Ich wäre wohl Bestatterin oder Buchhändlerin.
Verstehen Ihre Eltern, woran Sie arbeiten?
Nur ganz grob.
Was machen Sie im Büro morgens als erstes?
Kaffee! Und Mails checken …
Machen Sie richtig Urlaub? Ohne an die Arbeit zu denken?

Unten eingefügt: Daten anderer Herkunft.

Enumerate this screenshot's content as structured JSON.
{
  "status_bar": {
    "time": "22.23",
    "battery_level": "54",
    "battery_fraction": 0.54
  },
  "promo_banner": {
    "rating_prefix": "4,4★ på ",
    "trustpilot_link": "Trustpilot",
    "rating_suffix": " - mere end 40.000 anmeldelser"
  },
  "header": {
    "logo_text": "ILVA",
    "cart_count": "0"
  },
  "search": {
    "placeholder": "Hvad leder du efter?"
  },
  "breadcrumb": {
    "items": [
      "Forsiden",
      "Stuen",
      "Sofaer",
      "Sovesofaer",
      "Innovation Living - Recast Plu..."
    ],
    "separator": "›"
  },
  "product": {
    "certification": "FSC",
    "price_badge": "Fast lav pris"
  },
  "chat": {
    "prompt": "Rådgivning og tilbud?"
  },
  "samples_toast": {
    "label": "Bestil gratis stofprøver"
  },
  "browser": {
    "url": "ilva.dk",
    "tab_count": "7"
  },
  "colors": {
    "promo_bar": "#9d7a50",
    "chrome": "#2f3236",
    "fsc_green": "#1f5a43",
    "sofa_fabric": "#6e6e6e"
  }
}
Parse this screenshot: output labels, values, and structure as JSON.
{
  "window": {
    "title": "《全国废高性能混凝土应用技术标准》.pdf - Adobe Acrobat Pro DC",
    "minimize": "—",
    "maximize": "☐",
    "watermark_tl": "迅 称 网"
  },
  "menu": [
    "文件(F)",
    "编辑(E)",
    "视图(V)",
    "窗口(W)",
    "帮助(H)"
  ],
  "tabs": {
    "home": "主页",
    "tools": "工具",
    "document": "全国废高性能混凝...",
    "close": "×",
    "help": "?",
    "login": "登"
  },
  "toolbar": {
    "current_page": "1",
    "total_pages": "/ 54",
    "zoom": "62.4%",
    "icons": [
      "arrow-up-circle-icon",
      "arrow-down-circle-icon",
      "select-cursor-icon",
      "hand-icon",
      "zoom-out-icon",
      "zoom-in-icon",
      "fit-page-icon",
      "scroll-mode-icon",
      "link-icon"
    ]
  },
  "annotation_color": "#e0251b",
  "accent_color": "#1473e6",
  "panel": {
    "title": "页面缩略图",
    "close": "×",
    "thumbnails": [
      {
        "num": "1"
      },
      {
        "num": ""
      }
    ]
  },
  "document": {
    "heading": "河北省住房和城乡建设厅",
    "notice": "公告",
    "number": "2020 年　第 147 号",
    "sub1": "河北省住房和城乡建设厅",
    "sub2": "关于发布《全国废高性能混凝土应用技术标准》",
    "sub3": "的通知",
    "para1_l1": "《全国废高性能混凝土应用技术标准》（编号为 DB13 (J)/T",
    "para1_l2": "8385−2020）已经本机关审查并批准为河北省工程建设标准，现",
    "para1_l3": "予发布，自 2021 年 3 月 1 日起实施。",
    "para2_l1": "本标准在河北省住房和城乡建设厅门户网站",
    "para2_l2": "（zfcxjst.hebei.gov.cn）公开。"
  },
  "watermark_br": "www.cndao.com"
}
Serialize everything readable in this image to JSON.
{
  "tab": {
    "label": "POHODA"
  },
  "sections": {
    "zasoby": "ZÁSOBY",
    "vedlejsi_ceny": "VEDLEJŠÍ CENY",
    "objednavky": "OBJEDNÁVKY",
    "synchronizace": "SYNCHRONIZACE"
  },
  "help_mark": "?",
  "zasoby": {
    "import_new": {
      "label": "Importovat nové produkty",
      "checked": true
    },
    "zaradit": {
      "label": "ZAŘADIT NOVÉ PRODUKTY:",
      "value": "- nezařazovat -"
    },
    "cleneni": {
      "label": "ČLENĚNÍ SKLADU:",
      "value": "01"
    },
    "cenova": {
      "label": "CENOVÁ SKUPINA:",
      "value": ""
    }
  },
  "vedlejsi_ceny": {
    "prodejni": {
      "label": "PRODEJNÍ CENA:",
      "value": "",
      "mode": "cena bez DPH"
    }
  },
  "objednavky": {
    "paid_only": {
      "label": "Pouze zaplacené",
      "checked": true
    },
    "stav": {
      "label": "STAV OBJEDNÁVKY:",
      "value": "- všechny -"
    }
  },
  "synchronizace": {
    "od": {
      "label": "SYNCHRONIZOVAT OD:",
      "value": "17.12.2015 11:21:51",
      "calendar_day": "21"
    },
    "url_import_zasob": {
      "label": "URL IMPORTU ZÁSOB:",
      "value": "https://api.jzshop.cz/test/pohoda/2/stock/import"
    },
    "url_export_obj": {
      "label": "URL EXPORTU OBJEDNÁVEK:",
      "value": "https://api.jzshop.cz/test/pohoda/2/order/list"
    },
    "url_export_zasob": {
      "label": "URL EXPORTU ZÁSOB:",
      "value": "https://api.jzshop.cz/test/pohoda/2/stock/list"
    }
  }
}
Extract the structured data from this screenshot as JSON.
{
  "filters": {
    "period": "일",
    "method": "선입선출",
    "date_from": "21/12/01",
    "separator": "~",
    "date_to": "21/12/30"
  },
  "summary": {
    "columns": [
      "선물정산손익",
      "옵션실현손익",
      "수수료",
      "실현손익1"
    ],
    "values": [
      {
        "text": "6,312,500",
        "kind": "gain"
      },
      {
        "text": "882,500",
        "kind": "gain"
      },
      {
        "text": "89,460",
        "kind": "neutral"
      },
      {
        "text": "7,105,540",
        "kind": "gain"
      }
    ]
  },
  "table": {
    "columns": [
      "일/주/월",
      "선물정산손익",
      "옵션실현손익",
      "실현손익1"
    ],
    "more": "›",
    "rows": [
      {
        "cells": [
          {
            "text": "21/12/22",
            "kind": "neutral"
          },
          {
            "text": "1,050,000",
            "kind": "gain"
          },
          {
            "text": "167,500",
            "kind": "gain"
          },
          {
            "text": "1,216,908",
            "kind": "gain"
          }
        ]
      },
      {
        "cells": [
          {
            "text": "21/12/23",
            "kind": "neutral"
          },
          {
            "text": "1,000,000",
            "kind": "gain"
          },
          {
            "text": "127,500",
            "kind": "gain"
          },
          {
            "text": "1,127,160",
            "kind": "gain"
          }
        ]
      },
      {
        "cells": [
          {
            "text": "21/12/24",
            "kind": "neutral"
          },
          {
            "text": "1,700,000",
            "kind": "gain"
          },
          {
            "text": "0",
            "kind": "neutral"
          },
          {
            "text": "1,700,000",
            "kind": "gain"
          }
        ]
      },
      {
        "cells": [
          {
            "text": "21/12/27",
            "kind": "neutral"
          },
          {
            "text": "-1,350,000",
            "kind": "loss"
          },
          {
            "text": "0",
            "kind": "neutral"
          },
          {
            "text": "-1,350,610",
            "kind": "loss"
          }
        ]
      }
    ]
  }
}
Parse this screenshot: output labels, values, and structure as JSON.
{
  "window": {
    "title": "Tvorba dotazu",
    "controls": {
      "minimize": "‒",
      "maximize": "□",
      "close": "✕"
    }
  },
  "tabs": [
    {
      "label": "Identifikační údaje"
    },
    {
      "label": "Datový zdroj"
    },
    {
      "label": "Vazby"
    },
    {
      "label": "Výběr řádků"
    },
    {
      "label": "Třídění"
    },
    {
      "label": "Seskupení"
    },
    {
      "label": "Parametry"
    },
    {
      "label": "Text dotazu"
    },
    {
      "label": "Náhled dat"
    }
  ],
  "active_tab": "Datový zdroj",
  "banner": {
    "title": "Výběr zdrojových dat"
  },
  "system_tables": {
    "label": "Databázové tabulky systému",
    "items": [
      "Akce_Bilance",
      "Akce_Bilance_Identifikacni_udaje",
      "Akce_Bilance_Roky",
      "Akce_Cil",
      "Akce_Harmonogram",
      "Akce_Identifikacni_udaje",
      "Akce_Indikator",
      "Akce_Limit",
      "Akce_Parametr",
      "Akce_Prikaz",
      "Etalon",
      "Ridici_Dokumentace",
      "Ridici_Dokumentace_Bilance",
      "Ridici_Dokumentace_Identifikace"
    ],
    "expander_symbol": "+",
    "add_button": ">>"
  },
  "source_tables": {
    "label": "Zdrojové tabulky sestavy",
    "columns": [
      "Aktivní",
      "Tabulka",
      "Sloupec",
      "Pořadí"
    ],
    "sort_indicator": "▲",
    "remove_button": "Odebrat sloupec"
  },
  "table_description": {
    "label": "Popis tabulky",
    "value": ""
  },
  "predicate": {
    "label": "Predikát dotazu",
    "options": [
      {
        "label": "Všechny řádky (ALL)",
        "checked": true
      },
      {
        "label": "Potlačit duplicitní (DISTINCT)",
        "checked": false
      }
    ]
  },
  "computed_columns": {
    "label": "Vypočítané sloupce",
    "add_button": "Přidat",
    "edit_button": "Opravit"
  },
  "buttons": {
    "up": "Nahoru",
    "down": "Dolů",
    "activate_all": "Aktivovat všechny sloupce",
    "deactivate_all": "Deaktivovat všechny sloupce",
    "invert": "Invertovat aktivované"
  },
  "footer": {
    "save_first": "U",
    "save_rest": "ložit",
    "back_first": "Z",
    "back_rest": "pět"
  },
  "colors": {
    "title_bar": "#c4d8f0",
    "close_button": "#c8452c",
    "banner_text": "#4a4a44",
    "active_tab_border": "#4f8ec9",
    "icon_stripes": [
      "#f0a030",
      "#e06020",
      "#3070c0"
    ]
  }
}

Ja, da habe ich in diesem Beruf Gott sei Dank überhaupt keine Schwierigkeiten. Ich kenne das „Nicht-Abschalten-Können“ aber von anderen (früheren) Tätigkeiten.
Was bringt Sie in Rage?
Respektlosigkeit, Unfreundlichkeit
Und was beruhigt Sie?
Bücher und das Meer
Wer ist für Sie die größte WissenschaftlerIn in der Geschichte und warum?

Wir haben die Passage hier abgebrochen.